Die Erfolge der Wehrmacht in der ersten Phase des Krieges bis 1941 wurden im ganzen Deutschen Reich weitgehend mit Begeisterung aufgenommen. Bis 1945 dienten rund 1,2 Millionen Österreicher in der Wehrmacht, der Waffen-SS und ab Herbst 1944 im Volkssturm. Geschätzte 100.000 Österreicher kämpften bis 1945 dagegen in alliierten Armeen, waren ab 1942 in Partisanenverbänden oder in verschiedenen Widerstandsgruppen in Österreich gegen das NS-Regime aktiv.

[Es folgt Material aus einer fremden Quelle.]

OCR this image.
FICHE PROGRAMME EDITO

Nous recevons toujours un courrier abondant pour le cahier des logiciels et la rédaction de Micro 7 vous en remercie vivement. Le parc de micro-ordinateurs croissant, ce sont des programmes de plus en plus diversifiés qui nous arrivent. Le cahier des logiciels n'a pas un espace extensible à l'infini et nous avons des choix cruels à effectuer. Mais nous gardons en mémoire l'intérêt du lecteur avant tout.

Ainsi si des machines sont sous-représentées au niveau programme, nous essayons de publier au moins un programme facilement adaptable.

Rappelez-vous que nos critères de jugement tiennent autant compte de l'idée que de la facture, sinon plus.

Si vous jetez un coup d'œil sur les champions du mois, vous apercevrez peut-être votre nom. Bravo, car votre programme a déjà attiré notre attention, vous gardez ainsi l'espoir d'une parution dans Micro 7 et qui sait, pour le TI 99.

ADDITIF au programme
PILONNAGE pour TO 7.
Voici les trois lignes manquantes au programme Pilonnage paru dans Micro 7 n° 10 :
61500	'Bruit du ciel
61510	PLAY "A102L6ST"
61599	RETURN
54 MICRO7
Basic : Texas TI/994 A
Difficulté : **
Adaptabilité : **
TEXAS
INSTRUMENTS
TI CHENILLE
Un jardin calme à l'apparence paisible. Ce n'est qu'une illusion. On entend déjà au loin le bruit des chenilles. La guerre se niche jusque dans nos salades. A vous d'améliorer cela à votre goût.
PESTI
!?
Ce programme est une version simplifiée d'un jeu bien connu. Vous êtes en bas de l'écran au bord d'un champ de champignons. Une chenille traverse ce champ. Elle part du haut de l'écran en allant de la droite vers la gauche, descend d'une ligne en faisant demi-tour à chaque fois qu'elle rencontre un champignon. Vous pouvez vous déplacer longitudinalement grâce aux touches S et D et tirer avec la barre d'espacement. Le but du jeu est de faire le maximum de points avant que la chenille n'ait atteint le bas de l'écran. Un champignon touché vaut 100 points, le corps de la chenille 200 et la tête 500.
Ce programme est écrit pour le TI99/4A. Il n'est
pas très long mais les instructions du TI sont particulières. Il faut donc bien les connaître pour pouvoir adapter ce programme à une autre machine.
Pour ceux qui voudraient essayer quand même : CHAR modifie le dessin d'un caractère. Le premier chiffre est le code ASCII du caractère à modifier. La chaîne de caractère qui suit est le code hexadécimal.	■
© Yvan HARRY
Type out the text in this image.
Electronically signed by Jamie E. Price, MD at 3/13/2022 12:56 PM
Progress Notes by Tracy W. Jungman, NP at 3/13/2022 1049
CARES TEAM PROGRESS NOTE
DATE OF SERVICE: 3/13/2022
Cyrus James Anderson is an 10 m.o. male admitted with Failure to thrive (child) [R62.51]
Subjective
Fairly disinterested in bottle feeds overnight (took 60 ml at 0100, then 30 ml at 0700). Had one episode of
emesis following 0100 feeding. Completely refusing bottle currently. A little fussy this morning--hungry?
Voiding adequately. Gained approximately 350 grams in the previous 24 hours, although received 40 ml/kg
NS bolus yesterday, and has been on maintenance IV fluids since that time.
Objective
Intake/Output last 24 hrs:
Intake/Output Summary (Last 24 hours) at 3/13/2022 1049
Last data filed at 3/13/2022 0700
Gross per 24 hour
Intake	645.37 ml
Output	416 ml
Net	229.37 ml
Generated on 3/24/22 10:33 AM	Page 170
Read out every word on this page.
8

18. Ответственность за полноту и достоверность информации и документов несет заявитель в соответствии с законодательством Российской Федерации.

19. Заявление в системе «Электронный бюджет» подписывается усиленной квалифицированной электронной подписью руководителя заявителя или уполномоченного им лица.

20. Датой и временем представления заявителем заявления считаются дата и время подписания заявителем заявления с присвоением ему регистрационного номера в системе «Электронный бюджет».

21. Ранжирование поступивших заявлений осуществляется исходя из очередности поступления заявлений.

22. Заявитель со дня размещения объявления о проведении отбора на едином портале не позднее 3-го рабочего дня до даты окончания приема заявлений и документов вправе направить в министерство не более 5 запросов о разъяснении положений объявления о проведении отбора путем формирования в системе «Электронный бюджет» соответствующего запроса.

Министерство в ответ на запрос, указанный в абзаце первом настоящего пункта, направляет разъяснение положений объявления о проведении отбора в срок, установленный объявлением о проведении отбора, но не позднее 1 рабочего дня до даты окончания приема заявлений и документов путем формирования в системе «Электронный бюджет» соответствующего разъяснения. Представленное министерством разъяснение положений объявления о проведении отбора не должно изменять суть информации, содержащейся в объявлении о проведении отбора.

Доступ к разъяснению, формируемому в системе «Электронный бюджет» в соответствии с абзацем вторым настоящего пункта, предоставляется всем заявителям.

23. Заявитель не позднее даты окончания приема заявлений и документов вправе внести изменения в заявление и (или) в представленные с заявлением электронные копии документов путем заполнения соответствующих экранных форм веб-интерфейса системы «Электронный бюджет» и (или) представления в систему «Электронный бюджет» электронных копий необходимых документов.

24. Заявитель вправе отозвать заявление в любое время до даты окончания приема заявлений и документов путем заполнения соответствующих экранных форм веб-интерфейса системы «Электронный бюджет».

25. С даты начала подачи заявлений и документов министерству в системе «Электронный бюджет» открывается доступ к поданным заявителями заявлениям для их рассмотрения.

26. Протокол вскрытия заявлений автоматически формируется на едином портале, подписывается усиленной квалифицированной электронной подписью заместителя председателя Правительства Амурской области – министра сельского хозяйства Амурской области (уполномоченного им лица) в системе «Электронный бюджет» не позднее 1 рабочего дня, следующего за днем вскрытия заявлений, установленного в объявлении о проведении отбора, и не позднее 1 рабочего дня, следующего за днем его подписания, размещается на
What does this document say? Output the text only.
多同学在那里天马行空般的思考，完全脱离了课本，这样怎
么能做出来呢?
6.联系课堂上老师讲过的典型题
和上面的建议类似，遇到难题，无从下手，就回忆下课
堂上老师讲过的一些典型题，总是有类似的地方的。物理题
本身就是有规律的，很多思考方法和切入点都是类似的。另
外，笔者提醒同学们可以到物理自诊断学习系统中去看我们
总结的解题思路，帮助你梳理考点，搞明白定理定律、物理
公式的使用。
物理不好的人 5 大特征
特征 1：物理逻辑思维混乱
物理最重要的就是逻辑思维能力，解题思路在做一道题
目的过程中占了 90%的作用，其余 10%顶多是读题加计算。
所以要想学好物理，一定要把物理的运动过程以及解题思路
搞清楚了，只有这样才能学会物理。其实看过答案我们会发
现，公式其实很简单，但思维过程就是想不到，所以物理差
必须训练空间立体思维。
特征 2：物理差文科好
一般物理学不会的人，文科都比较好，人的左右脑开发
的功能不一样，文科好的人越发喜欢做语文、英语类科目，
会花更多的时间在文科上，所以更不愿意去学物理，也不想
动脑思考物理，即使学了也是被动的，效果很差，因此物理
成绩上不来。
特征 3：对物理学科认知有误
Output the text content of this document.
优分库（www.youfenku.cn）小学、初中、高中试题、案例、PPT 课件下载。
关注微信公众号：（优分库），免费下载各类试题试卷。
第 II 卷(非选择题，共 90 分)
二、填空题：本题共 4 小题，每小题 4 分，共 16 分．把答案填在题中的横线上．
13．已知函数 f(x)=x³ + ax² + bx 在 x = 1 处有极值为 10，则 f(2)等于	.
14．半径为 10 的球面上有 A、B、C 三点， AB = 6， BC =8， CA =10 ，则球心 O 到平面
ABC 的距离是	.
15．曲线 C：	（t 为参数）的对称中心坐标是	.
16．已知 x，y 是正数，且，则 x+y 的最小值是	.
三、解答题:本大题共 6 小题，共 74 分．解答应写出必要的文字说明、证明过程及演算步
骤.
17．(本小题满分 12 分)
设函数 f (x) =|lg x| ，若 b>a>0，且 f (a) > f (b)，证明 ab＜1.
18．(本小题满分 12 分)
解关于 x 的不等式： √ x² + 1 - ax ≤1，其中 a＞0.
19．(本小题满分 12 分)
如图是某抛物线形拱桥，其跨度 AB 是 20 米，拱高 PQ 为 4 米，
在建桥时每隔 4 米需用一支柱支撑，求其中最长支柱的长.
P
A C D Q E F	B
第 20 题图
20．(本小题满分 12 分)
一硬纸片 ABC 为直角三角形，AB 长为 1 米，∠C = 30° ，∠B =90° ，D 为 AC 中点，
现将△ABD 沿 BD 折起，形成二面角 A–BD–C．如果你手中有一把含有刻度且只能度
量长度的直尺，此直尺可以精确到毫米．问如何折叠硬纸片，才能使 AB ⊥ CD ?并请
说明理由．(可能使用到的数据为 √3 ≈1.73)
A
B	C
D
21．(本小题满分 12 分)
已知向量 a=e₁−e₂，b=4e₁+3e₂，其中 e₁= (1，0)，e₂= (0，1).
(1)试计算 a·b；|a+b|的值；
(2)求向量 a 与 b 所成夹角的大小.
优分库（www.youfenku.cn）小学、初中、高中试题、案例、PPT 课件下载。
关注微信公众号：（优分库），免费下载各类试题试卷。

Getragen wurde der Widerstand hauptsächlich von der Arbeiterbewegung, und hier vor allem von Kommunisten, sowie von konservativen Kräften. Allerdings konnte keine große Wirksamkeit erzielt werden, eine gemeinsame Widerstandorganisation existierte nicht. Häufig aufgrund von Denunziation gelang es der Gestapo, zahlreiche Organisationen und Untergruppen zu zerschlagen, über 35.000 Österreicher verloren ihr Leben im Kampf gegen den NS-Staat. Hauptziel der meisten Widerstandgruppen war nach dem Sieg über das nationalsozialistische Deutschland die Wiederherstellung eines unabhängigen Österreichs, was auf der Außenministerkonferenz in Moskau 1943 auch von der Sowjetunion, Großbritannien und den USA als Kriegsziel deklariert wurde.

Ende März 1945 erreichte die Rote Armee aus Ungarn kommend österreichisches Territorium, am 13. April 1945 war die Schlacht um Wien entschieden. Die provisorische Regierung unter dem Sozialdemokraten Karl Renner (1870-1950) proklamierte am 27. April die Wiederrichtung der Republik Österreich, die jedoch zunächst unter eine alliierte Militärregierung gestellt wurde und bis 1955 in vier Besatzungszonen aufgeteilt war. Im Zweiten Weltkrieg starben rund 260.000 Soldaten sowie über 215.000 Zivilisten aus Österreich, darunter 65.500 deportierte und ermordete Juden. Dem Rassenwahn der Nationalsozialisten fielen auch 20.000 Österreicher zum Opfer, die im Rahmen der "Euthanasie"-Aktion ermordet wurden, die meisten von ihnen in der Anstalt Schloss Hartheim in Oberösterreich.